For the first time in 2007 Daisuke Matsuzaka didn’t allow a run to score; he lasted seven innings, allowed three hits and three bases on balls, but whiffed eight. He came close to losing the game in the top of the fifth, allowing a leadoff walk to Randy Winn and a seeing-eye single to Ray Durham. Pitching to Barry Bonds with two on and no out usually proves perilous, but Matsuzaka induced a weak tapper to Alex Cora.

Bengie Molina’s atom ball to Cora nearly erased Winn from third, but an out, any out, was essential. Matsuzaka tried to come in on call-up Nate Schierholtz but plunked him to jam the bases. Rich Aurilia, who had struck out in his previous two appearances, was a mere spectator on the pitch that ended the inning.

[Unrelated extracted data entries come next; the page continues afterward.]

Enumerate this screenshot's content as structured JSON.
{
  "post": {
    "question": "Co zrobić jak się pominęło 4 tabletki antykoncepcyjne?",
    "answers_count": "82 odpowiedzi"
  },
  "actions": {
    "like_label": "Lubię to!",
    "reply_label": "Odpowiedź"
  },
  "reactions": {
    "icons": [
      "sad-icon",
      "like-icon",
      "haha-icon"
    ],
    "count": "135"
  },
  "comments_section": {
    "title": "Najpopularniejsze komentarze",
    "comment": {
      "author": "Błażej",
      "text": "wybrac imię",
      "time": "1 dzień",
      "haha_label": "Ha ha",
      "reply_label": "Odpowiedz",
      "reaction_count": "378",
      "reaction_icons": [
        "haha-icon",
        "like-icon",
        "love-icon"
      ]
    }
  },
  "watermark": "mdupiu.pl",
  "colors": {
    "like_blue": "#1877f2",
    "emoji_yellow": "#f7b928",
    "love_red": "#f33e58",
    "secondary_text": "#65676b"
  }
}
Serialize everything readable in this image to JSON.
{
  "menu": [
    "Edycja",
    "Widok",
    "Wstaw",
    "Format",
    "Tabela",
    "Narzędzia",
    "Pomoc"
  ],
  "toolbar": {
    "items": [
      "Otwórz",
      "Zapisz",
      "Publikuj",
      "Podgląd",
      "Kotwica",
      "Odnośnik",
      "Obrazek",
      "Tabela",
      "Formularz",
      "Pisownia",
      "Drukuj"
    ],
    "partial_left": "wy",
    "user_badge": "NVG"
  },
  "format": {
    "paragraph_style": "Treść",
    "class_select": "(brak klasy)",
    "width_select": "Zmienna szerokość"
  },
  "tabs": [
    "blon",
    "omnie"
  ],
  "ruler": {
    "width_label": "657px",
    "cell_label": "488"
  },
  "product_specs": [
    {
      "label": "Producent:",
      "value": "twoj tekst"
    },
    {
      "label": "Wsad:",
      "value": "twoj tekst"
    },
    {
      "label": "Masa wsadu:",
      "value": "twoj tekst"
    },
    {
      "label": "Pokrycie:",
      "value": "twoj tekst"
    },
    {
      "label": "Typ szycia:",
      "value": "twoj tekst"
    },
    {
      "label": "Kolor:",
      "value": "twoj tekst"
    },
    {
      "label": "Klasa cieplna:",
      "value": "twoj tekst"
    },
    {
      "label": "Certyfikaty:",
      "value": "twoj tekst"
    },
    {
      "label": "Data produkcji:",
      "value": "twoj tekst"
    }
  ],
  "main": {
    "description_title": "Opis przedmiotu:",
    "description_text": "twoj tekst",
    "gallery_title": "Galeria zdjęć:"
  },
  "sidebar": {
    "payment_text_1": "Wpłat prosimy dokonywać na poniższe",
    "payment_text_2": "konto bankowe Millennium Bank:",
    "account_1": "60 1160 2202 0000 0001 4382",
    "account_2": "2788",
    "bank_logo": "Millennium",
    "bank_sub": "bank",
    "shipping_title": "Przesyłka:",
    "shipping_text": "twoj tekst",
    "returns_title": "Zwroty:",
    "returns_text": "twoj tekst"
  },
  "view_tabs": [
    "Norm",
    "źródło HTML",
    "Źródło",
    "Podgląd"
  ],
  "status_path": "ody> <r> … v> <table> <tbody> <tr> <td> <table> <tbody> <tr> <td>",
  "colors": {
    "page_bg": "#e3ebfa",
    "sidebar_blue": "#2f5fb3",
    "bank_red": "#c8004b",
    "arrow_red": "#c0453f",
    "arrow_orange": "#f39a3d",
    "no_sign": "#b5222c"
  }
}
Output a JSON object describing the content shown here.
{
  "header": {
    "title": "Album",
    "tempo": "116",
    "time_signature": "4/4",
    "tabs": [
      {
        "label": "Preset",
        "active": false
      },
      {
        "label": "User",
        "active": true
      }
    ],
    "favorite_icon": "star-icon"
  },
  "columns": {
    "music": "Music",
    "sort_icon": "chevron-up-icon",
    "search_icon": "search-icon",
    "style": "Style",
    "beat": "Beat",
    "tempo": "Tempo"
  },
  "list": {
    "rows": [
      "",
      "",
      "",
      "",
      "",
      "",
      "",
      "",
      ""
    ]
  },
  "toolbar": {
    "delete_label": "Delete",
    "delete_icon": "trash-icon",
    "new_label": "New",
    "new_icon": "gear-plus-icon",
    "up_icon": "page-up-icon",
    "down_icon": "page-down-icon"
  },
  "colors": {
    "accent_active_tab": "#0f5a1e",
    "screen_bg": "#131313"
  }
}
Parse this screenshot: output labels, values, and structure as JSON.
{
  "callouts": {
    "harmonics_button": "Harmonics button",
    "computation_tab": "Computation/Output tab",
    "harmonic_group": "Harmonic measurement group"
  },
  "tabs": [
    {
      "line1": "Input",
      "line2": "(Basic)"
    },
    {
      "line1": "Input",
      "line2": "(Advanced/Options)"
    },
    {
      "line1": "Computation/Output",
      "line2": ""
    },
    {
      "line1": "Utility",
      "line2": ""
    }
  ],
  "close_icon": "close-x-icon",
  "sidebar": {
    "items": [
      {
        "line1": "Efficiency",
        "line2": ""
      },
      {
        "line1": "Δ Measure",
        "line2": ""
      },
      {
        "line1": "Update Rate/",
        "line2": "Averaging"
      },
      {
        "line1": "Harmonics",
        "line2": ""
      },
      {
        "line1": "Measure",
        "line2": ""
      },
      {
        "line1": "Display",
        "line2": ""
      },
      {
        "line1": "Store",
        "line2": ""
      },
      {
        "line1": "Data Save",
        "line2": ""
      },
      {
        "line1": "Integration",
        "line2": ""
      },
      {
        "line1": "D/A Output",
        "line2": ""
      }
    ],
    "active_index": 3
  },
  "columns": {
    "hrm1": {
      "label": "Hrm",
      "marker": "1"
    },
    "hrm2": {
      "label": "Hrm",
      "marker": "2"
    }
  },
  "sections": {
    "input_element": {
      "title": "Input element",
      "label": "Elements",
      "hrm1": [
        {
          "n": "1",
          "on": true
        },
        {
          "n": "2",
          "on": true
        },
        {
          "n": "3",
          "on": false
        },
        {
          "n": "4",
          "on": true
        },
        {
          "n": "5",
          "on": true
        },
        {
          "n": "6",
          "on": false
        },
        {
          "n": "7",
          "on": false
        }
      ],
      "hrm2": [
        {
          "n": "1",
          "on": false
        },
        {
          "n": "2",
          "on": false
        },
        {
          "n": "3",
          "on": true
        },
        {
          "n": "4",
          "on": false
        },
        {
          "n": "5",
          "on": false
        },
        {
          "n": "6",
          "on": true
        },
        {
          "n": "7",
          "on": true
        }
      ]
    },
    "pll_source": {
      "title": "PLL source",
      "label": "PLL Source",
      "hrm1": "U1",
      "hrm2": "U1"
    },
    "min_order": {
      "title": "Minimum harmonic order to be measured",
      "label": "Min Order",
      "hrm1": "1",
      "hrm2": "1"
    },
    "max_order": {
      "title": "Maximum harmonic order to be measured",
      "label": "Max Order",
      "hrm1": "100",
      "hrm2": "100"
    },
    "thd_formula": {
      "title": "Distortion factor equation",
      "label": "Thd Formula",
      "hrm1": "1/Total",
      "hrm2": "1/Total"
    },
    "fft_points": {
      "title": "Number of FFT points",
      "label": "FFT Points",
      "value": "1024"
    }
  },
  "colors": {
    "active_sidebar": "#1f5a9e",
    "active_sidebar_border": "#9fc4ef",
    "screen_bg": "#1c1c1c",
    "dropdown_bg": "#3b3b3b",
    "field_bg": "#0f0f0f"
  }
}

Aurilia took issue with home plate umpire Charlie Reliford’s call, but how can you argue with a guy that gives away authentic baseballs? In the seventh he gifted a ball to a kid in the first row of the box seats. The child’s eyes were agog as Reliford handed it over while saying “We make it dirty on purpose. Play with it, don’t save it.”

Fortunately that’s not the motto of the Red Sox bullpen aces Hideki Okajima and Jonathan Papelbon.

Winn and Durham repeated their fifth inning performance with a walk and single combination in the eighth.  Durham was caught by the camera gazing at the figure on the hill with amazement, as if he had never seen anyone with that delivery and repertoire, but he recovered to line a base hit.

With the game in the balance John Farrell sauntered out for a visit with the rookie southpaw. Whatever words were exchanged worked: Bonds struck out without taking a hack, Molina flied out shallowly to right, and pinch hitter Kevin Frandsen poked into a force out to short.

Coco Crisp and J.D. Drew of late have weathered the scorn of fans over their unmet potential. Yet is was this twosome who granted a glimmer of hope for insurance runs in the bottom of the eighth. In the day-to-day reversals only witnessed in baseball, Dustin Pedroia grounded into an inning-killing double play less than 24 hours after his best performance of his career so far.

Papelbon manhandled the three hitters he faced with little ado. Only Framingham-born Mark Sweeney saw more than four pitches, but he rolled out second to seal the series for his favorite team. Despite the loss, Sweeney probably enjoys his role as bench player more than Crowd Control Supervisor at Fenway.